What Is the Equilibrium Constant for the Reaction 2HI <==> H2 + I2?

[chiakimaron]

Please help me the following questions
In an experiment to determine Kc , the equilibrium constant for the reversible reaction
2HI<==> H2 + I2
0.21 g of hydrogen iodide was heated at 530℃ in a bulb of volume 100 cm^3 until equilibrium was reached . This bulb was broken under potassium iodide solution , and the iodine present was found to be sufficient to react with 4.0 cm^3 of 0.1 M sodium thiosulphate solution .
(a) Why was it adequate to absorb the iodine at room temperature , although in this case its amount at 530℃ was actually required?
(b) From the information given calculate Kc , the equilibrium constant , at 530℃ .

 

[lightarrow]

Please help me the following questions
In an experiment to determine Kc , the equilibrium constant for the reversible reaction
2HI<==> H2 + I2
0.21 g of hydrogen iodide was heated at 530? in a bulb of volume 100 cm^3 until equilibrium was reached . This bulb was broken under potassium iodide solution , and the iodine present was found to be sufficient to react with 4.0 cm^3 of 0.1 M sodium thiosulphate solution .
(a) Why was it adequate to absorb the iodine at room temperature , although in this case its amount at 530? was actually required?
(b) From the information given calculate Kc , the equilibrium constant , at 530? .

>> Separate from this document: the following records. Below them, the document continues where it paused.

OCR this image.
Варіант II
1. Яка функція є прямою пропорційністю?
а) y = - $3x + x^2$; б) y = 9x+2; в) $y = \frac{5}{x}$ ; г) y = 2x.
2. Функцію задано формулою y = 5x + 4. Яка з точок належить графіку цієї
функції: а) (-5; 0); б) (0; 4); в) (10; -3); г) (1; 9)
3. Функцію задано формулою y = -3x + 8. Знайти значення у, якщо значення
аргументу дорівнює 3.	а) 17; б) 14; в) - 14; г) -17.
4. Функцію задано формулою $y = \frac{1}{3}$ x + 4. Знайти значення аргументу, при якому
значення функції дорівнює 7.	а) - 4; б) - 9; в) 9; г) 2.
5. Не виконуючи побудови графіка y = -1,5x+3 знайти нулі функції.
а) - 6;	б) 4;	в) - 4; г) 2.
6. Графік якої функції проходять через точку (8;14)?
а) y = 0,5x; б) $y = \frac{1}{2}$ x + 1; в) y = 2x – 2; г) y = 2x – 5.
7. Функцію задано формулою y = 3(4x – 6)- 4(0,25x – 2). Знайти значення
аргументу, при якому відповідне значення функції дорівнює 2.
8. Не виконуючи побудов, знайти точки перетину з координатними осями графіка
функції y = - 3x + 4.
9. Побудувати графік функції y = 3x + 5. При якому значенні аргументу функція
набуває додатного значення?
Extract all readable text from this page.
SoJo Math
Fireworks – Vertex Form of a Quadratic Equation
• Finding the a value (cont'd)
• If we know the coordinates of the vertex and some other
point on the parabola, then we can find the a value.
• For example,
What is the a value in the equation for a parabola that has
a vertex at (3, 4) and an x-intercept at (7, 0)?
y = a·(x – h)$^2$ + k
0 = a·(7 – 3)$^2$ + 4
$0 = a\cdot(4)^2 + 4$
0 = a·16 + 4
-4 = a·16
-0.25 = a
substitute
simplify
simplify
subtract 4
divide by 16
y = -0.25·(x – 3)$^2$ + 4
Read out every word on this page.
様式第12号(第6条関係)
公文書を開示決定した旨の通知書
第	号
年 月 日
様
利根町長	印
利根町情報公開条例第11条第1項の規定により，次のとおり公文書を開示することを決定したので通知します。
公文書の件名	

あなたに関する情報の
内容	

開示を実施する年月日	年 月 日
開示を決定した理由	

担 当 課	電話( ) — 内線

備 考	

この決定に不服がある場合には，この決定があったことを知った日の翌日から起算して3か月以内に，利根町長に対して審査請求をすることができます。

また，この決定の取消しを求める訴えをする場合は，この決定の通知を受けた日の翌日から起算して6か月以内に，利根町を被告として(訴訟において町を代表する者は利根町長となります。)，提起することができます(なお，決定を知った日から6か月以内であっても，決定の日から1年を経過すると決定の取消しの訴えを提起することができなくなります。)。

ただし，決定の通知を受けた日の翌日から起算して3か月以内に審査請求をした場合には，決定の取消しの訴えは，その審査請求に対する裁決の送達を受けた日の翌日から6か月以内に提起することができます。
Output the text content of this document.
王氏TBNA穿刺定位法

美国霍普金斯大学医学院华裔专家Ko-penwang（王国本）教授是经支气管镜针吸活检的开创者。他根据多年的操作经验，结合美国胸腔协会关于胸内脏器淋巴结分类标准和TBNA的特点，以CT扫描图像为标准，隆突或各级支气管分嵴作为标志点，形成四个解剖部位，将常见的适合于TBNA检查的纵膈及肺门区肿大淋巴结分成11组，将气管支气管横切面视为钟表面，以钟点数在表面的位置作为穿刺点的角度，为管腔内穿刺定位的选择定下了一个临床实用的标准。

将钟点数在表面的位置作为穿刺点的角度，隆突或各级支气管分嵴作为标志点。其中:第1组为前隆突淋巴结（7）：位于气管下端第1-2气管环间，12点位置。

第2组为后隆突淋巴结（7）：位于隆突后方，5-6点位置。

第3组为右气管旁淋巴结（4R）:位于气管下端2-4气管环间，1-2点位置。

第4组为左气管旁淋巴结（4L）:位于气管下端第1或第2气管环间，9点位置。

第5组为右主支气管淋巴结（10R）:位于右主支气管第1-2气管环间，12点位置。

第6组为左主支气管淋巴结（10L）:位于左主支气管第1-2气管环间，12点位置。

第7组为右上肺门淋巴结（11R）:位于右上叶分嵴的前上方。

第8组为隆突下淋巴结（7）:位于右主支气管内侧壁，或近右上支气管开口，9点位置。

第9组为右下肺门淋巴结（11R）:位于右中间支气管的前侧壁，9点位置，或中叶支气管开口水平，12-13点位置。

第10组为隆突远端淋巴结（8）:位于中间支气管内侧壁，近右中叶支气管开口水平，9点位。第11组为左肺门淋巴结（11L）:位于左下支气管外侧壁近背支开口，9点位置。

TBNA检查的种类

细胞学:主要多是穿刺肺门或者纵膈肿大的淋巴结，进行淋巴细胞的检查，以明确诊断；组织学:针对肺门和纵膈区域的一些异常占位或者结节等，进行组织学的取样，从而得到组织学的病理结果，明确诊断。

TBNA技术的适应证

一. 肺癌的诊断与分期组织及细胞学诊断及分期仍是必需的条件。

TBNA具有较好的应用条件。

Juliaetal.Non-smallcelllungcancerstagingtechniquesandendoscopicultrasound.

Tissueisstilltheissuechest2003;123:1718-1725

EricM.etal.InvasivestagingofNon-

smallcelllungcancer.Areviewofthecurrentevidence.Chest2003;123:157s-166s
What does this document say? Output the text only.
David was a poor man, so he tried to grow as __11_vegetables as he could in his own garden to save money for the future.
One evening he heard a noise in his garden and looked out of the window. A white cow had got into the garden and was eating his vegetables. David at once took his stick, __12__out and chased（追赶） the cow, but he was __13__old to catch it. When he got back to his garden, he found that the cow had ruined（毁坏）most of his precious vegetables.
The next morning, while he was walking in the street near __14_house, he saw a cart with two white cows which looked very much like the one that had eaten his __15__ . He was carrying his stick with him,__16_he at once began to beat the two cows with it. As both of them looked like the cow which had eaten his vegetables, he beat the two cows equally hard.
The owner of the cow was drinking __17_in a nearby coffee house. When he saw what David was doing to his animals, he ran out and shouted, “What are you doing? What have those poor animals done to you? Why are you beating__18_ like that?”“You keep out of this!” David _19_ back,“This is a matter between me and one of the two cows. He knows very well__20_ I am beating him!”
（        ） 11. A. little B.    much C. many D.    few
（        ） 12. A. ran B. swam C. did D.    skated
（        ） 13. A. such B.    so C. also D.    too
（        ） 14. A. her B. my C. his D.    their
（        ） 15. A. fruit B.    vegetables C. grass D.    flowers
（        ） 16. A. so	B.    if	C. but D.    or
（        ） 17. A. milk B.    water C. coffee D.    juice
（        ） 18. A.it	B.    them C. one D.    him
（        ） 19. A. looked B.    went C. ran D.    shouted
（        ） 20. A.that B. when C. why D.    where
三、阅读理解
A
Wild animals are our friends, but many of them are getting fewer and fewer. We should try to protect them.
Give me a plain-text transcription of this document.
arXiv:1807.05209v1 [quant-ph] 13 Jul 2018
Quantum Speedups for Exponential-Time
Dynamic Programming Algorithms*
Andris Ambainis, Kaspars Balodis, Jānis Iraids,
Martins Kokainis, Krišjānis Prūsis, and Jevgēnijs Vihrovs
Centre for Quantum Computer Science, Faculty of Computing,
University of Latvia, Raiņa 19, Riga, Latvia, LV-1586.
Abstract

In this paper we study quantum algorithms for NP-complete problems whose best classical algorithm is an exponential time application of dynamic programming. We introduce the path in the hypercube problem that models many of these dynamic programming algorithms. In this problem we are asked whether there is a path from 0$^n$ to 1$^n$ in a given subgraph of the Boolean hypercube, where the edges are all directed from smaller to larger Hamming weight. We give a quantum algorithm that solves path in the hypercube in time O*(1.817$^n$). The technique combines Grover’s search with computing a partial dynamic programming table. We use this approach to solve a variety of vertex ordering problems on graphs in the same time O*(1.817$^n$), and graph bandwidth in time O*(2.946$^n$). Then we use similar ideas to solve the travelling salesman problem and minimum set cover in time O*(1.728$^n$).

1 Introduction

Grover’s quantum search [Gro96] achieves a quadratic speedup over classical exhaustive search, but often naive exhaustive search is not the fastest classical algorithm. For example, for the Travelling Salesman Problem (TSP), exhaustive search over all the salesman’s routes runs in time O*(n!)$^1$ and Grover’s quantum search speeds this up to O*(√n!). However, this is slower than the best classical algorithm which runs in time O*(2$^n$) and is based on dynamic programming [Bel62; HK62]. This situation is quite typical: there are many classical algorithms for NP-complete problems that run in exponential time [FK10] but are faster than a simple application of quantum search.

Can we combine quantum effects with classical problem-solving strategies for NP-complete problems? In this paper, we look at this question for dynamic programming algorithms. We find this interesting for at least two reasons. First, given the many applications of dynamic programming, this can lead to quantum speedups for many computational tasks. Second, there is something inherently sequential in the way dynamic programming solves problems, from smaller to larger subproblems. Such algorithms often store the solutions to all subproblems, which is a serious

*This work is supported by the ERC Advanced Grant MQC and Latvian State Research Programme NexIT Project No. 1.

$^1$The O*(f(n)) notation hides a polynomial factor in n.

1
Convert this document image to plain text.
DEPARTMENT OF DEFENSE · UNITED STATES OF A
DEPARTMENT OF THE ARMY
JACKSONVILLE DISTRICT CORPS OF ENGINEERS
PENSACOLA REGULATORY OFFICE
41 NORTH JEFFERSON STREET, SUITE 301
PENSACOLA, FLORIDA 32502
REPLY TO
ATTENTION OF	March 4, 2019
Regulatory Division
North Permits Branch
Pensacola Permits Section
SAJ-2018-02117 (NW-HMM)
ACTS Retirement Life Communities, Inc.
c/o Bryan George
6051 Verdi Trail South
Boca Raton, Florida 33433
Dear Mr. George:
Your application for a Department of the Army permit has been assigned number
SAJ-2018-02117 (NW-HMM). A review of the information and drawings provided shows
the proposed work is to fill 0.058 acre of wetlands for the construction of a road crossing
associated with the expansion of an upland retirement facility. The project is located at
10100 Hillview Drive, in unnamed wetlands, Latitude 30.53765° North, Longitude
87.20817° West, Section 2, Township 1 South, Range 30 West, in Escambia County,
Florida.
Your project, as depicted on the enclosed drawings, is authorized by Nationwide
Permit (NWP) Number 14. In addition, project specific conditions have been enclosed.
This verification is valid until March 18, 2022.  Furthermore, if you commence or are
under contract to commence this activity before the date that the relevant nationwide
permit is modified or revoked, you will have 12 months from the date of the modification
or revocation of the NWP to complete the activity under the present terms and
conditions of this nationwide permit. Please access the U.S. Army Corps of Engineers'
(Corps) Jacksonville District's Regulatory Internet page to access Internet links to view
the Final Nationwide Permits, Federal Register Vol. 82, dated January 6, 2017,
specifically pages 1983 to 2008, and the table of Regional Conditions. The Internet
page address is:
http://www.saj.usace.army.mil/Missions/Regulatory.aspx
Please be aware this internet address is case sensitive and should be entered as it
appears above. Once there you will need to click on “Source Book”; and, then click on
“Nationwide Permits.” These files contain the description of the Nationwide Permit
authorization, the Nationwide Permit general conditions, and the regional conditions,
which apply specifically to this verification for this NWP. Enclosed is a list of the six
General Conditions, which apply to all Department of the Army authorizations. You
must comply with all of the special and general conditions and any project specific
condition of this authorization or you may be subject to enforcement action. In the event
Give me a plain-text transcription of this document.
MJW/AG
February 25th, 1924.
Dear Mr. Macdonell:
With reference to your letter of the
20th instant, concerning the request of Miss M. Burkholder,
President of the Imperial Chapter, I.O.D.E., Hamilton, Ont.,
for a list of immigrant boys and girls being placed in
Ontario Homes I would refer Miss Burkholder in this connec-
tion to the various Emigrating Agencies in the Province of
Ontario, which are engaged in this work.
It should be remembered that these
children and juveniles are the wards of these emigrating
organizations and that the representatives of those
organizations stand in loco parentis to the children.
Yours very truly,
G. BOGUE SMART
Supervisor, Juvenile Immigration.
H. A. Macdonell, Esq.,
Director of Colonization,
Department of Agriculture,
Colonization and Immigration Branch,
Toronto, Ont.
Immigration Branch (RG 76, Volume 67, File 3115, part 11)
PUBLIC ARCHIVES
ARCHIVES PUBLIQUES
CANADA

(a) H2 is not water soluble while HI and I2 are, so when you break the bulb inside the solution, H2 immediately escapes or forms a separate, gaseous phase, while I2 dissolves in water and reacts with I- forming I3-, so H2 and I2 will not be present anylonger in the same phase and so they don't have time to react as faster as before, after the temperature has lowered.
(b) There is something strange with the data you have written: at 530°C, using thermodinamical data tabulated, I compute an equilibrium constant of 203.4 for the reaction 2HI <--> H2 + I2 (it's 14.3 for the reaction HI <--> 0.5H2 + 0.5I2), from which I compute 1.59*10^(-3) mol of I2 at equilibrium at that temperature inside the bulb, which corresponds to 3.18*10^(-3) mol of thiosulphate (I assumed the reaction: 2S2O3-- + I2 --> 2I- + S2O4--) that, at a concentration of 0.1M, corresponds to 31.8 cm^3 of thiosulphate solution (and not to 4 cm^3 as your data).